Strong words from Danuser, who describes himself as the "Czar of Amalur," the fantasy kingdom created for the company's video games. But now, he's unemployed, along with hundreds of other 38 Studios employees, many of whom moved their families here for the job.
"We've really loved it here...we bought homes, we've helped the businesses in the area," said Danuser.
"The governor has turned his back on a lot of taxpaying Rhode Island citizens who work here and it's unfortunate because we had a lot of great people who wanted to contribute to Rhode Island and now they can't."
But the governor says it was a bad deal to begin with.
The state gave Schilling and 38 Studios $75 million in loan guarantees to move his business from Massachusetts to Providence two years ago.

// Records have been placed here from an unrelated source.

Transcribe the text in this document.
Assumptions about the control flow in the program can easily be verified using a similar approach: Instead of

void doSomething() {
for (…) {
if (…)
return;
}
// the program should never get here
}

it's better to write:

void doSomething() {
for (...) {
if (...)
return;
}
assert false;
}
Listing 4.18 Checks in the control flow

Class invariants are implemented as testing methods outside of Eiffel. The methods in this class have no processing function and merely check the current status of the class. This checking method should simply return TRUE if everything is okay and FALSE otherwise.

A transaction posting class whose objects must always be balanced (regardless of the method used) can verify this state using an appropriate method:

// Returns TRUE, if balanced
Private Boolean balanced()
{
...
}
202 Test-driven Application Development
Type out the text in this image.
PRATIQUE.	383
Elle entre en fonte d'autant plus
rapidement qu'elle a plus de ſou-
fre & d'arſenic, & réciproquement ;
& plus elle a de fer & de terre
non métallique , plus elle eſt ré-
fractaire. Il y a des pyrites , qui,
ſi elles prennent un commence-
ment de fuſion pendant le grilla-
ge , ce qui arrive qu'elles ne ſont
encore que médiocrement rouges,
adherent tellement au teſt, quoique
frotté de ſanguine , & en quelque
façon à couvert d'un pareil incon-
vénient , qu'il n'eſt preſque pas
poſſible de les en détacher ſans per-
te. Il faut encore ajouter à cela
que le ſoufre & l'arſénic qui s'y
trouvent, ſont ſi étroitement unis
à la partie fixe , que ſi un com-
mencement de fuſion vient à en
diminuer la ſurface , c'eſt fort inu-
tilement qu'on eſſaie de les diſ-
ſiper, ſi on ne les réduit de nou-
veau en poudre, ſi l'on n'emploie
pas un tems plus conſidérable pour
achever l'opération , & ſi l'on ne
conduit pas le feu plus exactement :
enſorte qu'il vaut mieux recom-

If Schilling failed, Rhode Island taxpayers would be responsible for the money.
"That's the way it's set up, unfortunately," said Governor Lincoln Chafee Rhode Island. "Let's hope that doesn't occur. It doesn't look good, I will say that to the Rhode Islanders."
When Schilling was having a hard time making his loan payment and missed payroll, the governor said he wouldn't give the company any more "easy" money. That's why Schilling laid off his entire staff on Thursday.
"This is just a company being formed by an ex-baseball player," said Chafee. "It defies imagination to think the state would risk so much money in this kind of venture."
Employees found their key cards no longer worked when they showed up Friday to pack up their belongings.
Someone put a sign on the door saying "We love Curt" to show their support for Schilling.
The "Czar of Amalur" says he has a few questions for the governor.
"Why did you do it? Why didn't you help us?" asked Danuser. "He (the governor) said a lot of things, he's broken confidentiality. He's done a lot of things to materially hurt us and I don't understand it."
The governor said he would see if there were any investors interested in the company, but most likely this would end up with the lawyers.